O cenário básico da XP Asset contempla uma Selic entre 9,5% e 9,75% no fim do ciclo. “Só deve ficar acima de 10,5% se tiver uma reversão muito grande de algumas variáveis, como o câmbio ou a inflação”, enfatiza Marques.
O gestor diz que a XP Asset tem posições em NTN-B de três anos, por ser “a que tem mais assimetria”. “Tivemos pela primeira vez uma abertura [alta] de juros em que a inflação implícita caiu. Por isso, você consegue ao mesmo tempo comprar uma NTN-B com juro real mais gordo e com uma inflação implícita projetada mais baixa.”
A percepção da XP Asset, segundo Marques, era que a inflação teria uma piora em serviços, o que de fato deve ocorrer, mas só no ano que vem. “Ainda vemos fatores que devem pressionar a inflação de serviços, como reajuste de salário mínimo e gastos do governo em patamares altos.

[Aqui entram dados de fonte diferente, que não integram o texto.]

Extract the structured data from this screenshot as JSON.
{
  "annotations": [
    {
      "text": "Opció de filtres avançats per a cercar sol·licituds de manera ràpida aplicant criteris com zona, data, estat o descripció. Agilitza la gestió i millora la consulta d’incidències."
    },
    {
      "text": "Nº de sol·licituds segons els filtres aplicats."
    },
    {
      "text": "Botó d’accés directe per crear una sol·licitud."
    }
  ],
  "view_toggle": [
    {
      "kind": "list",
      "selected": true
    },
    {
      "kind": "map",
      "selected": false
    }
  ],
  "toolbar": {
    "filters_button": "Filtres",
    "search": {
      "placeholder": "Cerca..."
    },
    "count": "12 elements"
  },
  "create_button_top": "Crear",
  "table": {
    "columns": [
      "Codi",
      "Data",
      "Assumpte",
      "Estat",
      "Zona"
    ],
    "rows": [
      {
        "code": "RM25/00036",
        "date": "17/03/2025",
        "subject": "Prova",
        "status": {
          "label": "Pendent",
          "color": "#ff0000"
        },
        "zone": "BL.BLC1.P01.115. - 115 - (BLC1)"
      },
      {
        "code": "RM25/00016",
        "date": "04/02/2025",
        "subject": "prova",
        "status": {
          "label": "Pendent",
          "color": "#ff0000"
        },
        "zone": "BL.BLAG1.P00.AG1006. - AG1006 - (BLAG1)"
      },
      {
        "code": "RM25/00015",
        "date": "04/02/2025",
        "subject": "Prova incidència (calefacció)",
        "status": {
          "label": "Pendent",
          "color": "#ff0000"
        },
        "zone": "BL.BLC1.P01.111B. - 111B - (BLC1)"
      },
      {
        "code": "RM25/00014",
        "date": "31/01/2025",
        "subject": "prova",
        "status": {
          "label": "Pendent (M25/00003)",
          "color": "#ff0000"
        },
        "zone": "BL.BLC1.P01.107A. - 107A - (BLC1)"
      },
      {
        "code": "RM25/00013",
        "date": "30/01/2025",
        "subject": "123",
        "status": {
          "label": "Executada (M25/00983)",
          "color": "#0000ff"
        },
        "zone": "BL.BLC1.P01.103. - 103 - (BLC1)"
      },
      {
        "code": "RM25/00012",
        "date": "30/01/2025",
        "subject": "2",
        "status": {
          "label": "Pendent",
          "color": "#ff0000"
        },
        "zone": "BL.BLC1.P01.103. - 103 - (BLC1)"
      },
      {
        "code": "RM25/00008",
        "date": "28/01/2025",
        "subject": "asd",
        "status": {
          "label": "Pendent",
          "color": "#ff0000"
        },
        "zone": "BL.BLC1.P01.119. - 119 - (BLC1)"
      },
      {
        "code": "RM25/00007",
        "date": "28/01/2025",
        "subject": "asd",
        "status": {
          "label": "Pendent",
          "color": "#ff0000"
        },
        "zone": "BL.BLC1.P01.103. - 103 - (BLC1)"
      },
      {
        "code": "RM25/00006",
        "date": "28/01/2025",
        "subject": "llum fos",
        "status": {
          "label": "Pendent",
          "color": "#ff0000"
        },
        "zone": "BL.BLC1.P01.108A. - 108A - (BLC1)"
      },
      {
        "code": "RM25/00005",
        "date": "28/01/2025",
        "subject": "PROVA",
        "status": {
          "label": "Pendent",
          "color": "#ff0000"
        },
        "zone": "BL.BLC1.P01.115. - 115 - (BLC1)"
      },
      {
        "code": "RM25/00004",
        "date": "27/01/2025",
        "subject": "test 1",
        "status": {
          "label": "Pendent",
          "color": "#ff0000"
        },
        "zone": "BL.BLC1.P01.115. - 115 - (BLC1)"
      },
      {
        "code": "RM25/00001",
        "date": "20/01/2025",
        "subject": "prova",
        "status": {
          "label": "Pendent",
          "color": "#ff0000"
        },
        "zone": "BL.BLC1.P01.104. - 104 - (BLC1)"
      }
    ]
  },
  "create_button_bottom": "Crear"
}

Isso nos impede de ver uma perda de ritmo mais forte da alta dos preços. Por esse motivo não vemos uma queda robusta, que leve a inflação para o nível de 3%, como vimos no passado”, diz. “Mas temos um nível bastante confortável ainda para continuar vendo os juros caindo.”
Mesmo com a evolução de preços mais controlada, Marques indica que ainda haverá bastante volatilidade porque há um ambiente de juros externos hostil. “Não tenho convicção de que já vimos o pior momento dos juros lá fora.”
Algum viés otimista em relação à curva de juros brasileira também tem sido adotado por bancos estrangeiros. Na semana passada, estrategistas do J.P. Morgan reabriram posições aplicadas em juros de prazo intermediário (DI para janeiro de 2026) e miraram taxas abaixo de 10%. Na sexta-feira, a taxa desse vencimento encerrou os negócios a 10,505%.
Os estrategistas do Bank of America reiteraram a posição aplicada no DI para janeiro de 2027. “Nossa visão otimista se baseia na desinflação contínua, na desaceleração econômica e em uma perspectiva fiscal melhor do que o consenso para 2024, justificando nossa previsão de Selic abaixo do precificado”, afirmaram. O BofA vê espaço para que a taxa do DI para janeiro de 2027 caia a 9,55%.